An ongoing lawsuit alleges that the City of Grand Rapids’ Cannabis Social Equity Program and related nonprofit, Seeding Justice, have weaponized the equity program as an unlawful taxation scheme.
The claims of unlawful taxation and the exchange of an unaccounted sum exceeding $3 million were advanced in a lawsuit, Fluresh LLC et al. v. City of Grand Rapids et al.
Other cannabis sellers participated in the suit along with Fluresh: Ascend Cannabis, High Profile, and Skymint Cannabis.
According to the complaint, the city has used its equity policy to violate state limits on municipal cannabis fees, the Headlee Amendment, select constitutional provisions, and the Michigan Zoning Enabling Act.
The plaintiffs also claim that nobody can or will account for the millions of dollars collected by Seeding Justice Grand Rapids, a city-adjacent entity that collects equity fees for later redistribution.
The basis of their claim is that payments amounting to nearly $2.3 million from 2022 to 2024 were coerced out of them by the city under threat of losing licenses.
The Policy
The city adopted its Cannabis Social Equity Policy in July 2020.
According to the City of Grand Rapids website, the cannabis program “oversees municipal licensing and social equity commitment compliance (when applicable) for cannabis facilities within City limits.”
The policy was adopted in accordance with the city’s larger strategic plan’s efforts to “embed equity throughout government operations.”
“[I]t is critical,” the policy states, “that we support and incentivize a diverse, equitable, and inclusive cannabis industry.”
Specifically, the program aims to repair people who faced punishment in the past for marijuana-related crimes when the sale of the drug was illegal.
Participating retailers and suppliers are assigned scores on a point system, which quantifies a given business’s “social equity commitment levels.” Higher point totals lead to priority in city application reviews, faster processing, potentially longer license renewals, and other perks.
The point categories include local ownership—with priority for Neighborhoods of Focus—workforce diversity, supplier diversity, new minority-owned business development, or the contribution of a percentage of sales to Seeding Justice, which according to the program is supposed to use the money to “increase opportunities within our Neighborhoods of Focus.”
The program is officially “voluntary,” but once a business commits to a plan as part of its city zoning or licensing application, those commitments become legally binding conditions for operating.

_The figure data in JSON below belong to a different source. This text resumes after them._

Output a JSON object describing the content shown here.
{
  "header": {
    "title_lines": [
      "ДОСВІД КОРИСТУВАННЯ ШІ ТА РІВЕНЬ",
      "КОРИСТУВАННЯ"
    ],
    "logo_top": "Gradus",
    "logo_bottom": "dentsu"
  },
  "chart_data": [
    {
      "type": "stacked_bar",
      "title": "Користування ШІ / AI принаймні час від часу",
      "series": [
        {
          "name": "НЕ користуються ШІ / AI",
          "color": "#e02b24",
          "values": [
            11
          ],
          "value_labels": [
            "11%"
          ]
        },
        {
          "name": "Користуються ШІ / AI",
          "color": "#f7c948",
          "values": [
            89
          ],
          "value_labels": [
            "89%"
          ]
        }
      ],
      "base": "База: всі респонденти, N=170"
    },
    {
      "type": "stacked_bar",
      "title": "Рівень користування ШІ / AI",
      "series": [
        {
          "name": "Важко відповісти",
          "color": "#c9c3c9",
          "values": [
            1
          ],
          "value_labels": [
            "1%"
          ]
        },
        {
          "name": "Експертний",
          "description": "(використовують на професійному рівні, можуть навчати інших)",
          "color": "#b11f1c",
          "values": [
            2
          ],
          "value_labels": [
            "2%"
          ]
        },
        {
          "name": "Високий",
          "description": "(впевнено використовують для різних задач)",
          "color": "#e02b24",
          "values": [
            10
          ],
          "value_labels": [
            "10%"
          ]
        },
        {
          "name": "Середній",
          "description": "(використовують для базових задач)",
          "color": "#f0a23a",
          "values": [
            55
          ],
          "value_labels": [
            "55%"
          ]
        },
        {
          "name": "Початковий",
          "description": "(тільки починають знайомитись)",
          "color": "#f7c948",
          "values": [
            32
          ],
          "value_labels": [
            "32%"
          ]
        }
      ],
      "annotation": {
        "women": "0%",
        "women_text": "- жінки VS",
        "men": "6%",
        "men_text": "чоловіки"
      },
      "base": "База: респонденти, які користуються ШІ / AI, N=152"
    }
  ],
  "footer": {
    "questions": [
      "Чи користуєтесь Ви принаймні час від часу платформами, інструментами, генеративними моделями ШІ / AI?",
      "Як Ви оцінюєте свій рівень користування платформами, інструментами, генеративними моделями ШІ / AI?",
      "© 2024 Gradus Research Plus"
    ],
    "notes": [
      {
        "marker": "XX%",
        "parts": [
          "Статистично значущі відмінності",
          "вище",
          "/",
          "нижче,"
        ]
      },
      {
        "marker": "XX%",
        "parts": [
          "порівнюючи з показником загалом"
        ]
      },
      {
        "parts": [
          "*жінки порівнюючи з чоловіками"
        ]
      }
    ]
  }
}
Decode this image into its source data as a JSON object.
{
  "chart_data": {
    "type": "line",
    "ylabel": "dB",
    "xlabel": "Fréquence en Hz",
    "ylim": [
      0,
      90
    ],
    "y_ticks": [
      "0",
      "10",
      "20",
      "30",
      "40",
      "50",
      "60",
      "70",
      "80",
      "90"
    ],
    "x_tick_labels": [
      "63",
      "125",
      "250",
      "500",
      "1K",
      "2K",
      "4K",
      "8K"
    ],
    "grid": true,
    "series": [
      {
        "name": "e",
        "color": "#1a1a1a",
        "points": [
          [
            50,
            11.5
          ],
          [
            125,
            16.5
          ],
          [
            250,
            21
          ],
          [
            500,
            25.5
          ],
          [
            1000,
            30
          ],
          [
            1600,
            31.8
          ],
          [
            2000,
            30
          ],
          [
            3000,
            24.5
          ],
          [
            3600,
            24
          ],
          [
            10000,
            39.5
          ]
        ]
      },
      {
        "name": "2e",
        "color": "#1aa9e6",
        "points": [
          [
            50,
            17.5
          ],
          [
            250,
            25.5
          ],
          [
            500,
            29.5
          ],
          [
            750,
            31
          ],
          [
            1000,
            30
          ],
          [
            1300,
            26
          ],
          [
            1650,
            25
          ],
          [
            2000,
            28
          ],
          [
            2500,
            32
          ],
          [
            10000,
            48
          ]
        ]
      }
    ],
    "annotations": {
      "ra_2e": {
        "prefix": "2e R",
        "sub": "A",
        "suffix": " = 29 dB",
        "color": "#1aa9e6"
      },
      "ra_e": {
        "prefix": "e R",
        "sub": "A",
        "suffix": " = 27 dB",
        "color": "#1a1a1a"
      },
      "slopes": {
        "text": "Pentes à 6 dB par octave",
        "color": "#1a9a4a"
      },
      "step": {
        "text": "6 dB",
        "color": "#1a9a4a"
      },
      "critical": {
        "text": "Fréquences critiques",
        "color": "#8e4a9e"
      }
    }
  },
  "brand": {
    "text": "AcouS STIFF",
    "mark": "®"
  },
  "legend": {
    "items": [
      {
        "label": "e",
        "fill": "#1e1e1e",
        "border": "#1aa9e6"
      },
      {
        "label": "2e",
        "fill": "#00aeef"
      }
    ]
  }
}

It also permits businesses, if they cannot meet satisfactory social equity commitment levels, to instead pay a percentage of sales—up to 3%—into a fund managed by Seeding Justice to support community grants for favored neighborhoods.
But the plaintiffs claim the “voluntary” program is actually coercive extortion tied to their licenses, and that millions of dollars collected as fees have gone missing.
The Lawsuit
The plaintiffs filed a complaint with the Kent County Circuit Court in February 2025. The complaint was removed to U.S. District Court the following month.
The City of Grand Rapids subsequently denied all material allegations. In April 2025, Judge Hala Y. Jarbou denied the plaintiffs’ motion for preliminary injunction and temporary restraining order against the city, effectively allowing the program to endure.
“Plaintiffs have failed to meet the most important factors for preliminary injunctive relief,” Yargou wrote, noting that they failed to prove that the program had demonstrated that irreversible harm had been done to their businesses. Jarbou’s ruling did not address the constitutional arguments made in the ruling at length.
Last month, the plaintiffs filed an amended complaint in the Kent County Circuit Court, adding Seeding Justice Grand Rapids and Joe Jones, a former Grand Rapids City Commissioner from 2016 to 2022 who also serves as president and treasurer of Seeding Justice Grand Rapids, as defendants.
The new filing includes counts of fraud, civil conspiracy, and accounting claims over unaccounted funds, and it seeks over $3 million in refunds plus damages.